Peggy decides that the only thing left to do in order to get the SSR to listen and act quickly is to tell them the truth: she comes clean about everything—working with Stark to prove his innocence, finding the weapons, seeing Ivchenko tap out the message. This is when the SSR’s doubt and confusion towards her capabilities and conducting her own investigation come in, and Peggy decides to continue with her vow of honesty (even after she’s been fired—maybe especially since she’s been fired): “I conducted my own investigation because no one listens to me. I got away with it because no one looks at me. Because unless I have your reports, your coffee, or your lunch, I am invisible.”
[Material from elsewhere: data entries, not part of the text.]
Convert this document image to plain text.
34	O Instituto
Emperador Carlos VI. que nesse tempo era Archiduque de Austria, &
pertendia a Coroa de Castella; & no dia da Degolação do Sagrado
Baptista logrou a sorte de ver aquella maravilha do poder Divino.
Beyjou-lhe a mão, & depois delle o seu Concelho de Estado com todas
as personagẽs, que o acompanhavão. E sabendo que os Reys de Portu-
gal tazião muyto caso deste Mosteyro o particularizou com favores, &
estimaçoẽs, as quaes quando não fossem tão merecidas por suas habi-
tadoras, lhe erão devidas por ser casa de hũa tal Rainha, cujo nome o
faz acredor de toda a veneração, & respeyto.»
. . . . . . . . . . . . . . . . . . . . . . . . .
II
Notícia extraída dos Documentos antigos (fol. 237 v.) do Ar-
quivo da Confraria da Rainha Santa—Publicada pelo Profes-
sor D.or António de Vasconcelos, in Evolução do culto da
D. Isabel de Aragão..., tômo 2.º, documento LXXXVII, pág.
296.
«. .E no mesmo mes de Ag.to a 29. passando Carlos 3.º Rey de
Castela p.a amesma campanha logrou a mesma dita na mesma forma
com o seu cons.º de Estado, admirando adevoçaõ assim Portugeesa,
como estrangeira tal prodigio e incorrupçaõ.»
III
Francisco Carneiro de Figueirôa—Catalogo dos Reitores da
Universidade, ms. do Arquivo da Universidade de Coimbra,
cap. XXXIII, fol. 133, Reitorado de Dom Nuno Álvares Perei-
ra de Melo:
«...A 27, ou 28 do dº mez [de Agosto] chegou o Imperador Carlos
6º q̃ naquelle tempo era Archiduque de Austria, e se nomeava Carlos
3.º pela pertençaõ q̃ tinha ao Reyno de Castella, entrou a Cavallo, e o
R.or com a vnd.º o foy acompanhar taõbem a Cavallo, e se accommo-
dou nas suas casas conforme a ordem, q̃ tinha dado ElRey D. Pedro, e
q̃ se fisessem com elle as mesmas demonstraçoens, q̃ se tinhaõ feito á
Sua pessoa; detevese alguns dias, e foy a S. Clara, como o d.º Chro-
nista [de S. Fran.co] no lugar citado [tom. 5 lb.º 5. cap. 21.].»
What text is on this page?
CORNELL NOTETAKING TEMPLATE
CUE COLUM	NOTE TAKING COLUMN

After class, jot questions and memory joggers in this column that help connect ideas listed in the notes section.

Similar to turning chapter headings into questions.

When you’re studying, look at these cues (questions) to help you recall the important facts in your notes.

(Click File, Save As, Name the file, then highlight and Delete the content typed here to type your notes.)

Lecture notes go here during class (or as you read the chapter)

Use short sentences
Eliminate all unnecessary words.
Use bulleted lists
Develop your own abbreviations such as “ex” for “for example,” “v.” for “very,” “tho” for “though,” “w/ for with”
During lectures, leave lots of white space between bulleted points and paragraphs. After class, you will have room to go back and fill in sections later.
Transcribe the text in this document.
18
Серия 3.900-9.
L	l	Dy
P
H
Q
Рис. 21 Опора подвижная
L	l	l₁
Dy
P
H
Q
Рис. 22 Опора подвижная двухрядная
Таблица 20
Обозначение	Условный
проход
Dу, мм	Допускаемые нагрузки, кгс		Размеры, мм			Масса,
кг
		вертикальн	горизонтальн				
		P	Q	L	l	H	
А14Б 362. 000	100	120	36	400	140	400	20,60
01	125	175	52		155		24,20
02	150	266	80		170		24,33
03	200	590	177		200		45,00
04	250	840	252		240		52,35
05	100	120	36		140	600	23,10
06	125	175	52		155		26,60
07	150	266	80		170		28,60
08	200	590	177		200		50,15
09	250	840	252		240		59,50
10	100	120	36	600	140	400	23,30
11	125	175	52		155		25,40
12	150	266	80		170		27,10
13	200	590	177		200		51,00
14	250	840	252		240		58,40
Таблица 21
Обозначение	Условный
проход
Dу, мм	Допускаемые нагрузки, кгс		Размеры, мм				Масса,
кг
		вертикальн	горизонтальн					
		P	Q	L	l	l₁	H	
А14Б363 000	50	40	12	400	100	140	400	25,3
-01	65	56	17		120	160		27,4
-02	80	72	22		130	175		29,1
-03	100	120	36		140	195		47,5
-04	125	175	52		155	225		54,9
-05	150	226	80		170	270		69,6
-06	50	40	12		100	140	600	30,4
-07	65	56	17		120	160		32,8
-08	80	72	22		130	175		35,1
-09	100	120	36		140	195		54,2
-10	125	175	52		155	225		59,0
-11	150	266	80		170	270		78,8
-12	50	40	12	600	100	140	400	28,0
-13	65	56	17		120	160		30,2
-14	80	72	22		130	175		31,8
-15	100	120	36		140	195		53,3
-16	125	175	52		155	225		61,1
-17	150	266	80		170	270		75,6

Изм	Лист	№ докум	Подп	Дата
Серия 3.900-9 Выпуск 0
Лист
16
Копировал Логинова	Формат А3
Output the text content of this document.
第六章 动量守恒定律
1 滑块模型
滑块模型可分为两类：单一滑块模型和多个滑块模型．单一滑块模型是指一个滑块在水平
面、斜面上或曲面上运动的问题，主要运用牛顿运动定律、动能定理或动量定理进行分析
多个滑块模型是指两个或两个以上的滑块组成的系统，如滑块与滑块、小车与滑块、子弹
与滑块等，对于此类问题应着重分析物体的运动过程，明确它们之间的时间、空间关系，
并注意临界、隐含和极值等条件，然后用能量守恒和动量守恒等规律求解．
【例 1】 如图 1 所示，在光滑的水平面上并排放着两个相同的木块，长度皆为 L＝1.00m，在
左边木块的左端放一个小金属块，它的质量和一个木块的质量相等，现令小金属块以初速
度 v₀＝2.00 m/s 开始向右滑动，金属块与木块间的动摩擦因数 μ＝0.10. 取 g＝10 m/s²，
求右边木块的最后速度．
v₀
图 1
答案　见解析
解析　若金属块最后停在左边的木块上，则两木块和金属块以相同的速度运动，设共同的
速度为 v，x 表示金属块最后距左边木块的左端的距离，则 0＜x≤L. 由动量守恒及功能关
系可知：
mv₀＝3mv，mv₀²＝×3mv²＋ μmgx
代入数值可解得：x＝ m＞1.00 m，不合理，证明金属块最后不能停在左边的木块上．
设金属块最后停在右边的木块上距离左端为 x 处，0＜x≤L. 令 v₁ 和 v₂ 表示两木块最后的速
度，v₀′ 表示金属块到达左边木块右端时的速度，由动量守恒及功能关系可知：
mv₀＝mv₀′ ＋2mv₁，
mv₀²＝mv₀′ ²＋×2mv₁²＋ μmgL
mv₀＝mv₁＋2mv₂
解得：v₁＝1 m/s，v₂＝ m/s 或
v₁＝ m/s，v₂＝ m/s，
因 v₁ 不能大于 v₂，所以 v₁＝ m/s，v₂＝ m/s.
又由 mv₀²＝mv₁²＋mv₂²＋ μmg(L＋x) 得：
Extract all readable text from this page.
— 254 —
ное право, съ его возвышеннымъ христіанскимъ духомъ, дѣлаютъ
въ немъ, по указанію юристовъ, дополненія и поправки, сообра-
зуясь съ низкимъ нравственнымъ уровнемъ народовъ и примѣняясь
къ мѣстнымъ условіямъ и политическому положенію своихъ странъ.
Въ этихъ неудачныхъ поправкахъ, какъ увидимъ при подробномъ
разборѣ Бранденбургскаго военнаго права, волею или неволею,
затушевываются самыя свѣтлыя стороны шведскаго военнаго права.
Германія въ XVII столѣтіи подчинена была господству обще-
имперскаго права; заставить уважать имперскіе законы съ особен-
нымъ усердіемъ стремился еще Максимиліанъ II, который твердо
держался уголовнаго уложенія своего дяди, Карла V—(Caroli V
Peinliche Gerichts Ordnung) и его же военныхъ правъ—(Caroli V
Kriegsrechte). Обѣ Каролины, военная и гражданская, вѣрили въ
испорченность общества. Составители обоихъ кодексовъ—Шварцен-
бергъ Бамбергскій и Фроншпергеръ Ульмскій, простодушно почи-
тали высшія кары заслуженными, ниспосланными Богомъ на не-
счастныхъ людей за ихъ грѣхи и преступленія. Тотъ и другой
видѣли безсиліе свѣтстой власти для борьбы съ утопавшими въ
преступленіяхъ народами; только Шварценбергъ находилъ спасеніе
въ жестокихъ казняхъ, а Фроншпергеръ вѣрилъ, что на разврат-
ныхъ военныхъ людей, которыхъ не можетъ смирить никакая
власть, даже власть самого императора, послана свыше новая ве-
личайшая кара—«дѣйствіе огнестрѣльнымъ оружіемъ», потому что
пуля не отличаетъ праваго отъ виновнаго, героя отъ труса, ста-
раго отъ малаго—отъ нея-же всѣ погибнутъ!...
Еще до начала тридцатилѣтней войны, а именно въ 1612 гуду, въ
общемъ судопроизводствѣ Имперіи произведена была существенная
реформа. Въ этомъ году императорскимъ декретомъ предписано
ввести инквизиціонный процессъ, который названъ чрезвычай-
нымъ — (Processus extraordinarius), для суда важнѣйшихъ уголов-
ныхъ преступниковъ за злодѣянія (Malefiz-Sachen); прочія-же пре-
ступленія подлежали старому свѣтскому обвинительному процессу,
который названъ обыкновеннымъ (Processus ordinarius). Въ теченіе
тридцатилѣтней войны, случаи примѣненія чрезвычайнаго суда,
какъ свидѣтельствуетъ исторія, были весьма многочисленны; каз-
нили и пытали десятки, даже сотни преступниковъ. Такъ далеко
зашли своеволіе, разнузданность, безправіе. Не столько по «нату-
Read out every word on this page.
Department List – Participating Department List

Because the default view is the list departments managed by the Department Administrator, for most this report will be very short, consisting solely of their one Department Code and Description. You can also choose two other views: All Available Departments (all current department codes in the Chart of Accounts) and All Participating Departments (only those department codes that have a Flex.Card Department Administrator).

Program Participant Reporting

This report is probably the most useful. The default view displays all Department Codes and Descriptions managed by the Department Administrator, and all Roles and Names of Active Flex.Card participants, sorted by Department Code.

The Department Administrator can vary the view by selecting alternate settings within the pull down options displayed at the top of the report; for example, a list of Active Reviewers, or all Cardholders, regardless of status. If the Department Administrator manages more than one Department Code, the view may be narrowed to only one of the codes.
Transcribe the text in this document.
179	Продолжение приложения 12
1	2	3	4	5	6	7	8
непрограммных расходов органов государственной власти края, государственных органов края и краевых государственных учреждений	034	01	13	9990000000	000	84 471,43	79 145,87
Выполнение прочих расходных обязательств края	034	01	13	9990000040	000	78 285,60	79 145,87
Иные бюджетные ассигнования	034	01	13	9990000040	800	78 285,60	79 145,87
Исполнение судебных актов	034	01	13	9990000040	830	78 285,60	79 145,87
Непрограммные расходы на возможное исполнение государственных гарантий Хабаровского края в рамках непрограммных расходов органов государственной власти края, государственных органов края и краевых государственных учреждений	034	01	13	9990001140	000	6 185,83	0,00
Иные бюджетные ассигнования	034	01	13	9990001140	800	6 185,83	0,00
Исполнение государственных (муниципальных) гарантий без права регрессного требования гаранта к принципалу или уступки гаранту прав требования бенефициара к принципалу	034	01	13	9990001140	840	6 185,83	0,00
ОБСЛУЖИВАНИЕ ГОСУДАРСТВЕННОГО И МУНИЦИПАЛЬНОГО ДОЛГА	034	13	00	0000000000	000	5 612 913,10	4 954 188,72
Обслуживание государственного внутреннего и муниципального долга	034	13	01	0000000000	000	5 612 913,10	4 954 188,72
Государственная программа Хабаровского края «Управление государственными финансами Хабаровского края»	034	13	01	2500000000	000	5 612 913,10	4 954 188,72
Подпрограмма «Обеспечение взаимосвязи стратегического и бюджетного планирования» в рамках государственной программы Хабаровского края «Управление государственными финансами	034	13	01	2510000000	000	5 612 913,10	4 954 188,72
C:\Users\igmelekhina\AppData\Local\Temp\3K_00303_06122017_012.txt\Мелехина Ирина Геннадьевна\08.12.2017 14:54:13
In what is a brilliantly acted and vulnerable moment for Peggy amidst all the chaos, she gives them the precious vial of Captain America’s blood she had stolen and hidden from Stark. She had kept it because it offered her something she desperately wanted with the presumed-dead Steve rogers— “a second chance at keeping him safe.” It was heart-wrenching and utterly believable, and Hayley Atwell deserves all the kudos for the acting chops displayed in this moment.
When things start to go south, Ivchenko hypnotizes Dooley again to get to the lab where SSR keeps the Stark weapons they recovered, and it turns out they were not looking for the much-coveted star-spangled blood—instead opting for “Item 17,” which we can guess has something to do with the way the episode ended at the theatre (which also, unfortunately, has a very similar function to the main weapon in a movie that just recently came to theaters—Kingsman. But it doesn’t lessen the effect of it when Dottie sets it loose in the crowded theatre and locks the doors, resulting in nothing but a pile of torn up, bleeding bodies.)
In the end, it makes sense that Dooley was the one to go. Throughout the episode, we had seen scenes of him trying to patch things up with his estranged wife and family, seeing them through his hazy hypnotic dreams—which, of course, makes it all the more heartbreaking when he turns out to be asleep at his desk only dreaming, and makes his sacrifice all the more notable. As he wakes, he and the rest of the SSR discover the the armored vest strapped to an overheating, unstable power source locked around him with the same increments of horror and dismay. With little else to do, he runs and crashes through the windows, seconds before the vest explodes and leaves half of the SSR office in shambles.
With everything that was jammed into this episode, it is almost mind-boggling that next week will be the last. It seems like there is so much left to be answered that could not possibly be covered in just a short, one-hour period. Theres no doubt the Agent Carter writers are more than capable of wrapping it up nicely and providing us with an ending that is at least somewhat satisfactory, however it could end in a cliffhanger, as most shows tend to do. In any case, if that happens, it would at least lend some hope towards the show being renewed. In the vastly disappointing and heartbreaking case that it doesn’t, however, there’s only one episode left. And now that Peggy and the SSR are finally on the same page, we can look forward to the possible shift in dynamic, and seeing how they bring Leviathan down.